Um setor gravemente atingido em todo o mundo foi o canal HORECA. Só na cidade de Nova Iorque existem cerca de 26 000 restaurantes que encerraram ou estão em risco de encerramento. Em Portugal o setor também passa por graves dificuldades, até meados do mês de março mais de 13 000 estavam apenas em regime de “take away” e os números não param de aumentar. O fecho deste setor é extremamente gravoso para muitos produtores, pois a maioria depende dele para escoar os vinhos.
O setor da distribuição também está estagnado. Muitos estão encerrados ou funcionam severamente limitados reportando quebras superiores a mais de 95%, o que origina avultadas perdas para todos os operadores diretos e indiretos do setor do vinho.
Como se não bastasse, nos últimos tempos todos os eventos vínicos mundiais foram cancelados ou adiados devido ao risco de transmissão do vírus.
Conjugando todos os cenários, parece que se está a viver a tempestade perfeita para destruir um setor que levou muitos anos a construir. A situação é tão grave que algumas personalidades, como Peter Symington e Pedro Torres, já a compararam àquelas vividas pelos seus familiares em tempos de guerra.
Uma das formas encontradas para mitigar estes acontecimentos tem sido a migração para o mundo digital e para as soluções das redes sociais. Por um lado, foram publicadas inúmeras listas exaustivas de distribuidores, garrafeiras e restaurantes que vendem vinhos através das plataformas digitais. A adesão é de tal forma grande que, em alguns países, as vendas aumentaram em quase 30% quando comparadas com anos anteriores.
Por outro lado, crescem as feiras de vinhos digitais, como por exemplo a “Portugal Wine Week”, levada a cabo pelo “Addega” ou o “Mercado de Vinhos Digital” criada pela Tintocão.com. Uma forma diferente e original de comunicar as diferentes referências vínicas.
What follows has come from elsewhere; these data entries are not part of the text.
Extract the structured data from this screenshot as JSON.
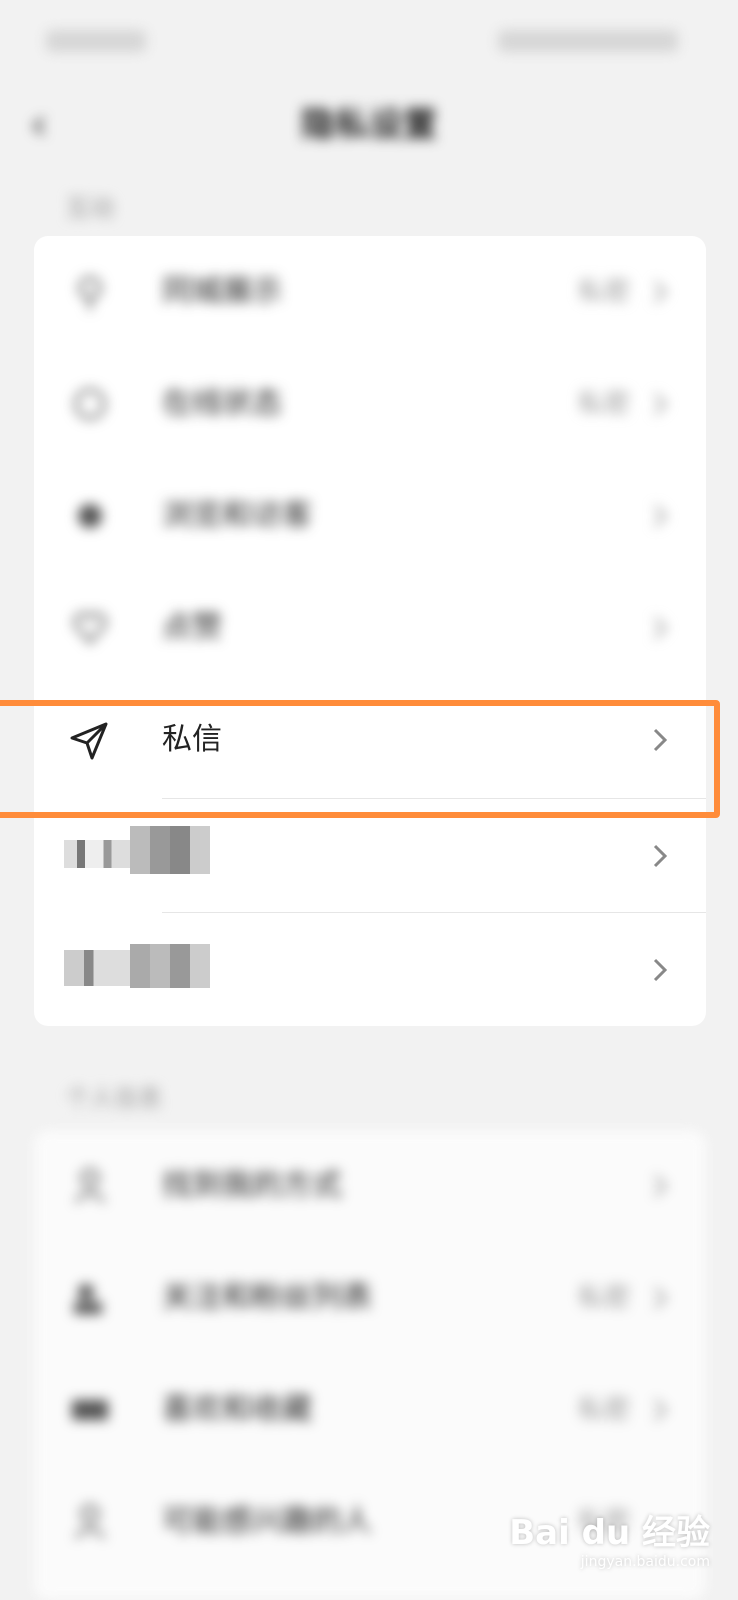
{
  "header": {
    "title": "隐私设置"
  },
  "section1": {
    "label": "互动"
  },
  "group1": [
    {
      "label": "同城展示",
      "value": "私密"
    },
    {
      "label": "在线状态",
      "value": "私密"
    },
    {
      "label": "浏览和访客",
      "value": ""
    },
    {
      "label": "点赞",
      "value": ""
    },
    {
      "label": "私信",
      "value": ""
    },
    {
      "label": "",
      "value": ""
    },
    {
      "label": "",
      "value": ""
    }
  ],
  "section2": {
    "label": "个人信息"
  },
  "group2": [
    {
      "label": "找到我的方式",
      "value": ""
    },
    {
      "label": "关注和粉丝列表",
      "value": "私密"
    },
    {
      "label": "喜欢和收藏",
      "value": "私密"
    },
    {
      "label": "可能感兴趣的人",
      "value": "私密"
    }
  ],
  "watermark": {
    "brand": "Bai du 经验",
    "url": "jingyan.baidu.com"
  },
  "colors": {
    "highlight": "#ff8c3a",
    "background": "#f2f2f2"
  }
}
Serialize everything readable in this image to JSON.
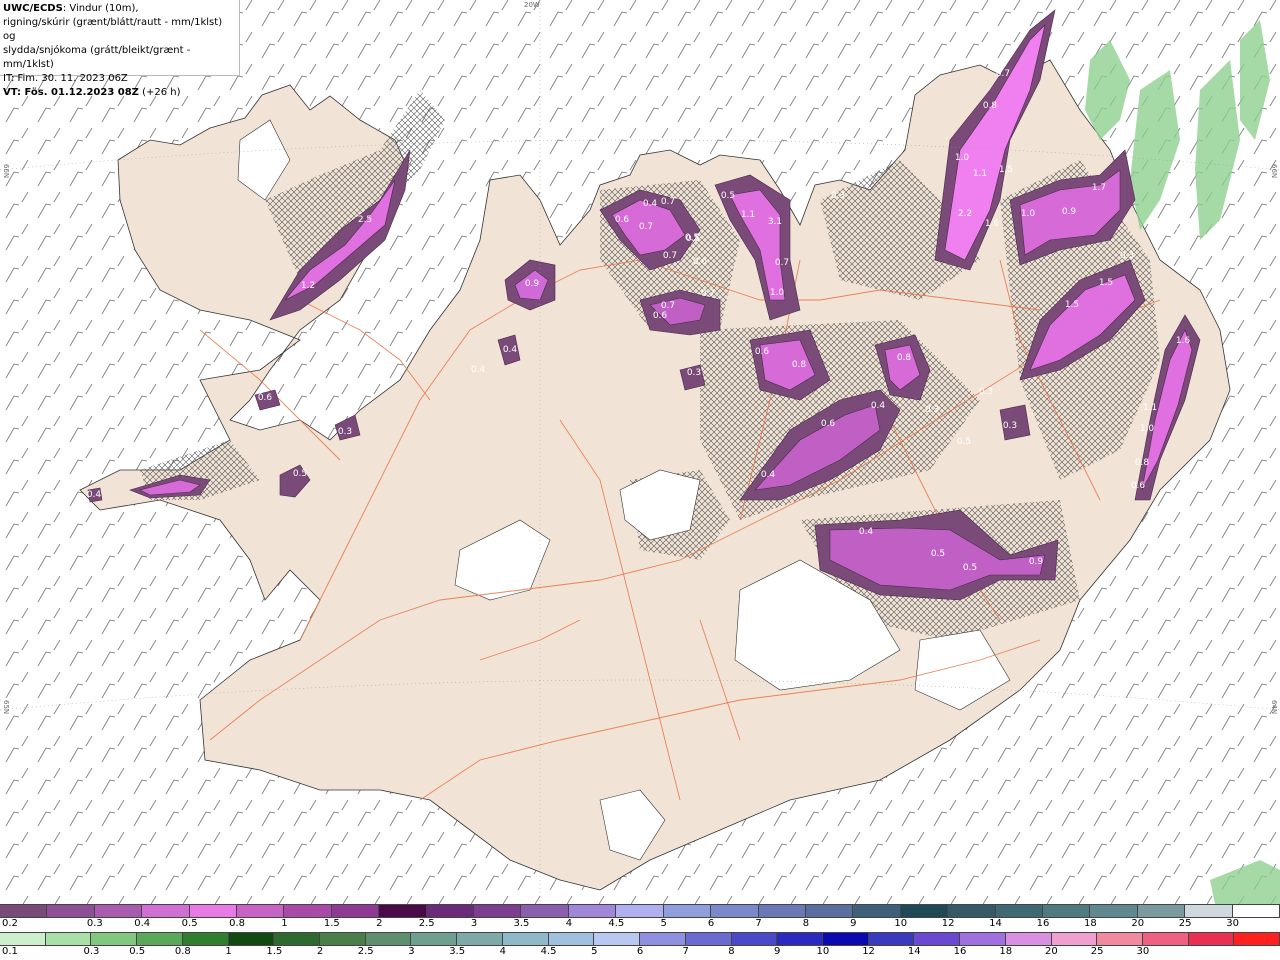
{
  "info": {
    "line1_bold": "UWC/ECDS",
    "line1_rest": ": Vindur (10m),",
    "line2": "rigning/skúrir (grænt/blátt/rautt - mm/1klst) og",
    "line3": "slydda/snjókoma (grátt/bleikt/grænt - mm/1klst)",
    "line4": "IT: Fim. 30. 11. 2023 06Z",
    "line5_bold": "VT: Fös. 01.12.2023 08Z",
    "line5_rest": " (+26 h)"
  },
  "edge_labels": {
    "top": "20W",
    "left_upper": "66N",
    "left_lower": "65N",
    "right_upper": "66N",
    "right_lower": "64N"
  },
  "map_labels": [
    "2.5",
    "1.2",
    "0.6",
    "0.3",
    "0.5",
    "0.7",
    "0.6",
    "0.4",
    "0.9",
    "0.4",
    "0.4",
    "0.6",
    "0.4",
    "0.7",
    "0.7",
    "0.5",
    "0.7",
    "0.6",
    "0.7",
    "0.3",
    "0.5",
    "1.1",
    "3.1",
    "0.7",
    "1.0",
    "0.5",
    "0.3",
    "0.6",
    "0.8",
    "0.4",
    "0.6",
    "0.8",
    "0.4",
    "0.3",
    "0.5",
    "0.3",
    "0.3",
    "0.7",
    "0.8",
    "1.0",
    "1.1",
    "1.5",
    "2.2",
    "1.6",
    "1.0",
    "0.9",
    "1.7",
    "1.5",
    "1.3",
    "1.5",
    "0.3",
    "1.6",
    "1.1",
    "1.0",
    "0.8",
    "0.6",
    "0.3",
    "0.3",
    "0.3",
    "0.4",
    "0.5",
    "0.5",
    "0.9"
  ],
  "legend_top": {
    "colors": [
      "#7a4a78",
      "#8f4f96",
      "#a95bb0",
      "#cf6fd3",
      "#e87ae6",
      "#c763c4",
      "#a94aa9",
      "#8e3a95",
      "#4a0a4a",
      "#6b2a7a",
      "#7c3f8f",
      "#8a5fb0",
      "#9f86d9",
      "#b0b0f0",
      "#8f9fdd",
      "#7a88cc",
      "#6a78b8",
      "#5a6fa0",
      "#3f5f7a",
      "#1f4a55",
      "#355a66",
      "#3f6a75",
      "#4f7a80",
      "#608890",
      "#7a9aa0",
      "#cfd8dc",
      "#ffffff"
    ],
    "labels": [
      "0.2",
      "0.3",
      "0.4",
      "0.5",
      "0.8",
      "1",
      "1.5",
      "2",
      "2.5",
      "3",
      "3.5",
      "4",
      "4.5",
      "5",
      "6",
      "7",
      "8",
      "9",
      "10",
      "12",
      "14",
      "16",
      "18",
      "20",
      "25",
      "30"
    ]
  },
  "legend_bottom": {
    "colors": [
      "#ccf0cc",
      "#a8e0a8",
      "#80c880",
      "#5aa85a",
      "#2f7f2f",
      "#104a10",
      "#2e6a2e",
      "#4a7f4a",
      "#5f8f6f",
      "#6f9f8f",
      "#7fa8a8",
      "#8fb8c8",
      "#a0c0e0",
      "#b8c8f0",
      "#9090e0",
      "#6a6ad0",
      "#4a4ac8",
      "#2a2ac0",
      "#0a0ab0",
      "#3a3ac0",
      "#6a4ad0",
      "#a070e0",
      "#d890e0",
      "#f0a0d0",
      "#f08aa0",
      "#f06080",
      "#e83050",
      "#ff2020"
    ],
    "labels": [
      "0.1",
      "0.3",
      "0.5",
      "0.8",
      "1",
      "1.5",
      "2",
      "2.5",
      "3",
      "3.5",
      "4",
      "4.5",
      "5",
      "6",
      "7",
      "8",
      "9",
      "10",
      "12",
      "14",
      "16",
      "18",
      "20",
      "25",
      "30"
    ]
  }
}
A crítica de vinhos, mais ou menos instituída, também tem vindo a aderir ao digital de forma crescente. As principais revistas do setor, blogues, escanções e outros já encontraram formas mais ou menos originais de comunicar com o público através das redes sociais “Facebook” e “Instagram”.
Os produtores também desenvolveram algumas estratégias pouco usadas no nosso país. Alguns estão a aderir, de forma massiva, à venda direta de vinhos. As ofertas são múltiplas e crescem diariamente. Curiosamente, nos Estados Unidos da América é uma opção cada vez mais usada, muito embora apenas represente cerca de 10% do total de vendas, o volume ascende a mais de 6000 milhões de caixas, apenas no último ano.
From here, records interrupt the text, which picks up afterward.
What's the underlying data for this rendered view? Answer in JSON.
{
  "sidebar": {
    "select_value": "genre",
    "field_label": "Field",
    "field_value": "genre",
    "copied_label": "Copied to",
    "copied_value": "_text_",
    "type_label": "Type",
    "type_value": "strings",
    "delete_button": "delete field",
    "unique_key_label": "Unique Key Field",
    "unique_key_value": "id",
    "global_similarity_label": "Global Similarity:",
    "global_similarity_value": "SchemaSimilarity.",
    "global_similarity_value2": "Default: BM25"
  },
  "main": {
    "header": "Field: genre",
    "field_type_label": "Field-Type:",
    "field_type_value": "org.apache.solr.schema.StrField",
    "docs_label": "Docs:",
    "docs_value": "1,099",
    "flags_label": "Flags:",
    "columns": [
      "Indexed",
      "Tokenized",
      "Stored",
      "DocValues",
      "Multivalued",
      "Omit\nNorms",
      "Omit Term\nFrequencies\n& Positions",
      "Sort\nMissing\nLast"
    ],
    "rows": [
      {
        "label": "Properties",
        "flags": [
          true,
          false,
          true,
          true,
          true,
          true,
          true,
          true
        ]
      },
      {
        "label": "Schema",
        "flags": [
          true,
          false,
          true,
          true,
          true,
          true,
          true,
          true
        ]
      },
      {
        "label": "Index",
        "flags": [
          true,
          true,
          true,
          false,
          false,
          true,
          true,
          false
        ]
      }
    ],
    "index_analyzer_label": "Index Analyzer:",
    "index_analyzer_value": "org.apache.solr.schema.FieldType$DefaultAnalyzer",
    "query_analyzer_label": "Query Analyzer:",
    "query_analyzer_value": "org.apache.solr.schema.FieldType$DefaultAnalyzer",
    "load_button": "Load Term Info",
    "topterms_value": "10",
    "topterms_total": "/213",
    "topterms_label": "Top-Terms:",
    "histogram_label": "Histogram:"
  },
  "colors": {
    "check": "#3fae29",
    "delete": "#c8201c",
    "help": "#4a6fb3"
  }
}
Face a estes desenvolvimentos, a questão que se deve colocar é: será que estas tendências vieram para ficar, ou passarão com um espirro ?
Fontes:
– Afonso, J; Lopes, L (2014), A revolução do vinho in Revista de Vinhos nº 301, Cascais, Dezembro de 2014.
– Magalhães, Nuno (2007), Restruturação vitícola no Norte do país in Böhm, Jorge, (Coor), (2007), Portugal Vitícola: O grande livro das castas, Chaves Ferreira Publicações, Lisboa.
– Martins, J. P, (2016), Histórias com vinho & outros condimentos, Oficina do Livro, Alfragide.
– Pereira, M (2007), Acção e Património da Junta Nacional do Vinho (1937-1986), dissertação de mestrado não publicado.
– Portela, J; Rebelo, V. (1997), O PDRITM na RDD: contribuição para a avaliação da sua execução e dos seus efeitos imediatos in Douro – Estudos & Documentos Vol. 1(3), 1997 (2º) 159-182.
– https://cluboenologique.com/story/this-is-as-serious-as-the-war-winemakers-worldwide-face-the-crisis-with-resolve (28/3/2020)
– https://www.nytimes.com/2020/03/24/opinion/coronavirus-restaurants-danny-meyer.html (25/3/2020)
– https://www.nytimes.com/2020/03/26/opinion/restaurants-covid-amanda-cohen.html (28/3/2020)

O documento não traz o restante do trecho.